On Thursday, February 19th, the Department of Veterinary Sciences hosted Professor Ted Kalbfleisch from the University of Kentucky. Ted is a Professor of Equine Bioinformatics with deep expertise in genome assembly. He currently leads a multi‑institutional equine pangenome project and has worked on genomes from a wide range of mammals—and even parasites.

Ted opened his talk by emphasizing how quickly genome science has advanced. He noted that over the past few decades, the field has moved from the first human reference genome to producing complete, telomere‑to‑telomere assemblies for many species. According to Ted, T2T genomes are quickly becoming available for an increasing number of animal species.

With sequencing now so accurate and accessible, Ted explained that the major challenge has shifted. Instead of struggling to generate data, researchers must now figure out what all this information means. He described pangenomes as an important step forward because they allow scientists to capture the full range of haplotypes in a species and link them to traits.

The talk also highlighted how dramatically the practical side of genomics has changed. Sequencing and annotating the first mammalian genomes required enormous consortia and millions of dollars. Today, Ted pointed out, a high‑quality genome can be sequenced in just a few days for a few thousand dollars. As sequencing technologies continue to improve—producing longer and more accurate reads—the assembly process becomes far more straightforward.

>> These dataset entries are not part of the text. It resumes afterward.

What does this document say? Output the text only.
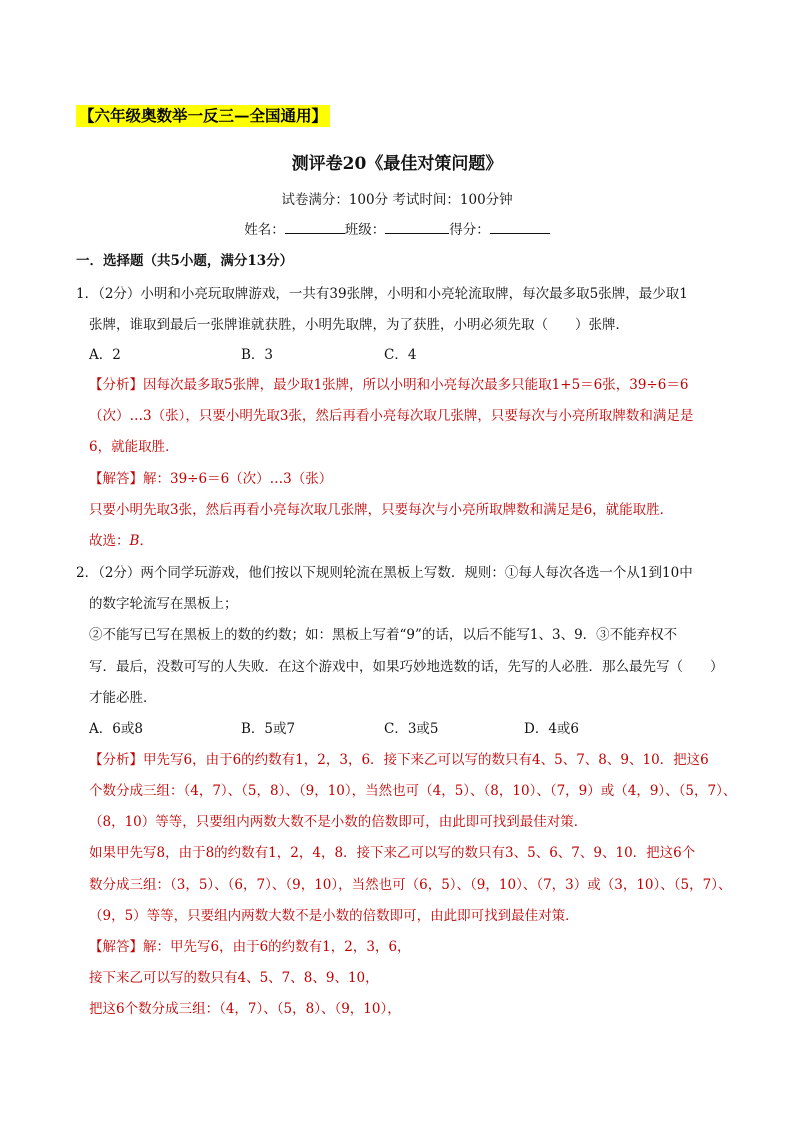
【六年级奥数举一反三—全国通用】
测评卷20《最佳对策问题》
试卷满分：100分 考试时间：100分钟
姓名：	班级：	得分：
一．选择题（共5小题，满分13分）
1．（2分）小明和小亮玩取牌游戏，一共有39张牌，小明和小亮轮流取牌，每次最多取5张牌，最少取1
张牌，谁取到最后一张牌谁就获胜，小明先取牌，为了获胜，小明必须先取（　　）张牌．
A．2	B．3	C．4
【分析】因每次最多取5张牌，最少取1张牌，所以小明和小亮每次最多只能取1+5＝6张，39÷6＝6
（次）…3（张），只要小明先取3张，然后再看小亮每次取几张牌，只要每次与小亮所取牌数和满足是
6，就能取胜．
【解答】解：39÷6＝6（次）…3（张）
只要小明先取3张，然后再看小亮每次取几张牌，只要每次与小亮所取牌数和满足是6，就能取胜．
故选：B．
2．（2分）两个同学玩游戏，他们按以下规则轮流在黑板上写数．规则：①每人每次各选一个从1到10中
的数字轮流写在黑板上；
②不能写已写在黑板上的数的约数；如：黑板上写着“9”的话，以后不能写1、3、9．③不能弃权不
写．最后，没数可写的人失败．在这个游戏中，如果巧妙地选数的话，先写的人必胜．那么最先写（　　）
才能必胜．
A．6或8	B．5或7	C．3或5	D．4或6
【分析】甲先写6，由于6的约数有1，2，3，6．接下来乙可以写的数只有4、5、7、8、9、10．把这6
个数分成三组：（4，7）、（5，8）、（9，10），当然也可（4，5）、（8，10）、（7，9）或（4，9）、（5，7）、
（8，10）等等，只要组内两数大数不是小数的倍数即可，由此即可找到最佳对策．
如果甲先写8，由于8的约数有1，2，4，8．接下来乙可以写的数只有3、5、6、7、9、10．把这6个
数分成三组：（3，5）、（6，7）、（9，10），当然也可（6，5）、（9，10）、（7，3）或（3，10）、（5，7）、
（9，5）等等，只要组内两数大数不是小数的倍数即可，由此即可找到最佳对策．
【解答】解：甲先写6，由于6的约数有1，2，3，6，
接下来乙可以写的数只有4、5、7、8、9、10，
把这6个数分成三组：（4，7）、（5，8）、（9，10），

But these advances also expose the limitations of the traditional reference‑genome approach. Ted reminded the audience that the horse reference genome was built from a Thoroughbred mare named Twilight, kept at Cornell University. Twilight’s genome was invaluable, but as Ted noted, it represents only one individual. When Twilight is used as the reference. any genetic sequence not present in her genome is effectively lost during analysis. He stressed that this problem exists no matter which individual is chosen as the reference.

This is why the equine pangenome is so important. Ted described the pangenome as a combined representation of many individual genomes stacked together, allowing researchers to capture common variation and rare genetic sequences that a single reference would miss. The current equine pangenome includes genomes from 60 horses representing 13 breeds, offering a much broader and more accurate picture of equine genetic diversity.

Compared to the traditional reference‑based approach, the pangenome provides more information at substantially higher quality. As Ted explained, this richer dataset improves our ability to understand the genetic background of both disease and health.

Ted’s talk made clear that genomics has entered a new era. With sequencing no longer the bottleneck, the focus now shifts to interpreting the biology encoded in these complete and diverse genomes. The pangenome approach marks a major step toward that goal.